One of the most interesting, and positive, findings from yesterday’s Sunday Business Post/Red C poll on defence issues is that the public understands that delivering a realistic and effective level of national defence on land, sea, sky and cyber, costs money. They also grasp that being militarily neutral means having the real capacity to defend ourselves.  

Asked if they agreed/disagreed with the statement that: “I would support proposals to significantly increase Ireland’s annual defence budget of €1.1 billion per year, which is currently the lowest in the EU at 0.2% of GDP”, 59% said they agreed and only 28% said they disagreed. That’s a 2:1 margin in favour of increased defence spending.

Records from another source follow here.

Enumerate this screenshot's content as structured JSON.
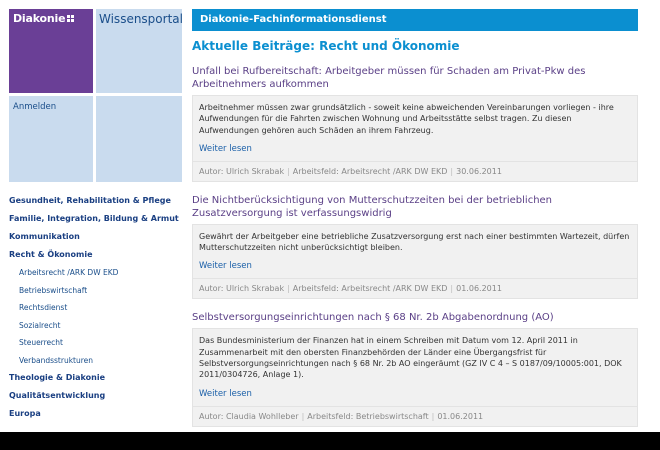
{
  "brand": {
    "name": "Diakonie",
    "portal": "Wissensportal",
    "login": "Anmelden"
  },
  "nav": {
    "items": [
      {
        "label": "Gesundheit, Rehabilitation & Pflege"
      },
      {
        "label": "Familie, Integration, Bildung & Armut"
      },
      {
        "label": "Kommunikation"
      },
      {
        "label": "Recht & Ökonomie"
      }
    ],
    "sub": [
      {
        "label": "Arbeitsrecht /ARK DW EKD"
      },
      {
        "label": "Betriebswirtschaft"
      },
      {
        "label": "Rechtsdienst"
      },
      {
        "label": "Sozialrecht"
      },
      {
        "label": "Steuerrecht"
      },
      {
        "label": "Verbandsstrukturen"
      }
    ],
    "after": [
      {
        "label": "Theologie & Diakonie"
      },
      {
        "label": "Qualitätsentwicklung"
      },
      {
        "label": "Europa"
      }
    ]
  },
  "header": {
    "title": "Diakonie-Fachinformationsdienst"
  },
  "section": {
    "prefix": "Aktuelle Beiträge: ",
    "topic": "Recht und Ökonomie"
  },
  "read_more": "Weiter lesen",
  "articles": [
    {
      "title": "Unfall bei Rufbereitschaft: Arbeitgeber müssen für Schaden am Privat-Pkw des Arbeitnehmers aufkommen",
      "body": "Arbeitnehmer müssen zwar grundsätzlich - soweit keine abweichenden Vereinbarungen vorliegen - ihre Aufwendungen für die Fahrten zwischen Wohnung und Arbeitsstätte selbst tragen. Zu diesen Aufwendungen gehören auch Schäden an ihrem Fahrzeug.",
      "author": "Autor: Ulrich Skrabak",
      "field": "Arbeitsfeld: Arbeitsrecht /ARK DW EKD",
      "date": "30.06.2011"
    },
    {
      "title": "Die Nichtberücksichtigung von Mutterschutzzeiten bei der betrieblichen Zusatzversorgung ist verfassungswidrig",
      "body": "Gewährt der Arbeitgeber eine betriebliche Zusatzversorgung erst nach einer bestimmten Wartezeit, dürfen Mutterschutzzeiten nicht unberücksichtigt bleiben.",
      "author": "Autor: Ulrich Skrabak",
      "field": "Arbeitsfeld: Arbeitsrecht /ARK DW EKD",
      "date": "01.06.2011"
    },
    {
      "title": "Selbstversorgungseinrichtungen nach § 68 Nr. 2b Abgabenordnung (AO)",
      "body": "Das Bundesministerium der Finanzen hat in einem Schreiben mit Datum vom 12. April 2011 in Zusammenarbeit mit den obersten Finanzbehörden der Länder eine Übergangsfrist für Selbstversorgungseinrichtungen nach § 68 Nr. 2b AO eingeräumt (GZ IV C 4 – S 0187/09/10005:001, DOK 2011/0304726, Anlage 1).",
      "author": "Autor: Claudia Wohlleber",
      "field": "Arbeitsfeld: Betriebswirtschaft",
      "date": "01.06.2011"
    }
  ]
}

Now… I am around long enough to know that people can agree with the idea of increasing spending for X or Y and then baulk when it comes to forking out the extra taxes required to pay for it. But such a clear and conclusive response on an issue that has been at the bottom of the political priorities pile for so long, is still significant.

It is also interesting to see that that this realisation that we must spend more on defence – though not defining how much more – is accompanied by a solid level of support for the existing policy of military neutrality. Asked if they agreed with the proposition that “Ireland should drop its policy of neutrality”, 57% of respondents said they disagreed and 30% said they agreed. Another significant majority, though it is down a bit from previous polls.

Much has been made over the past 24 hours of the apparent public contradiction between 57% of people saying they backed neutrality and 48% saying that they would back Ireland joining NATO. I see this as more of a paradox than a contradiction, a paradox being something you must accept and live with (as I previously explained).

The dichotomy might be explained (in part) by the framing of the question. From what I can see, those polled were asked if “Ireland should join NATO to boost its security (my emphasis). Might some of those who said yes assumed that the proposition being put to them was if the only effective way of boosting Irish national security was by joining NATO, might they agree in that circumstance?

This is mere conjecture. I cannot properly explain why up to 18% of people could potentially say yes to NATO membership on one question, and then say yes to continued neutrality on another, but I suspect the evident lack of clarity around terms like: neutrality, military neutrality, even NATO membership, might help explain the paradox.

I attempted a few times over the past decade of writing about Defence, both here and elsewhere, to put some meat on the bones of what we mean by military neutrality, including this 2018 effort which responded to yet another attempt by Fine Gael to make the public as confused over the issue as it.

What the Red C poll tells me is that the public is not buying the mangled garbage being put about by the alphabetti-socialisttis or the likes of Wallace, Daly, and Ming. The public understands that we need to spend more on defence – indeed this poll suggests that they understand this in even greater numbers than I would have anticipated. Not alone that, they also understand that whether we follow the path of continued military neutrality, or go the route of NATO membership, is going to cost money.

That is a healthy and important starting place for an awfully long overdue public debate on defence. I truly hope Minister Coveney and his senior officials in the Department of Defence will take note and realise that there is now nothing to be gained by waiting until June to come forward with their plan to speedily implement level of ambition (LOA 2) of the Defence Commission report, namely to “…build on current capability to address specific priority gaps in our ability to deal an assault on Irish sovereignty”.

To wait until June would just be time wasting.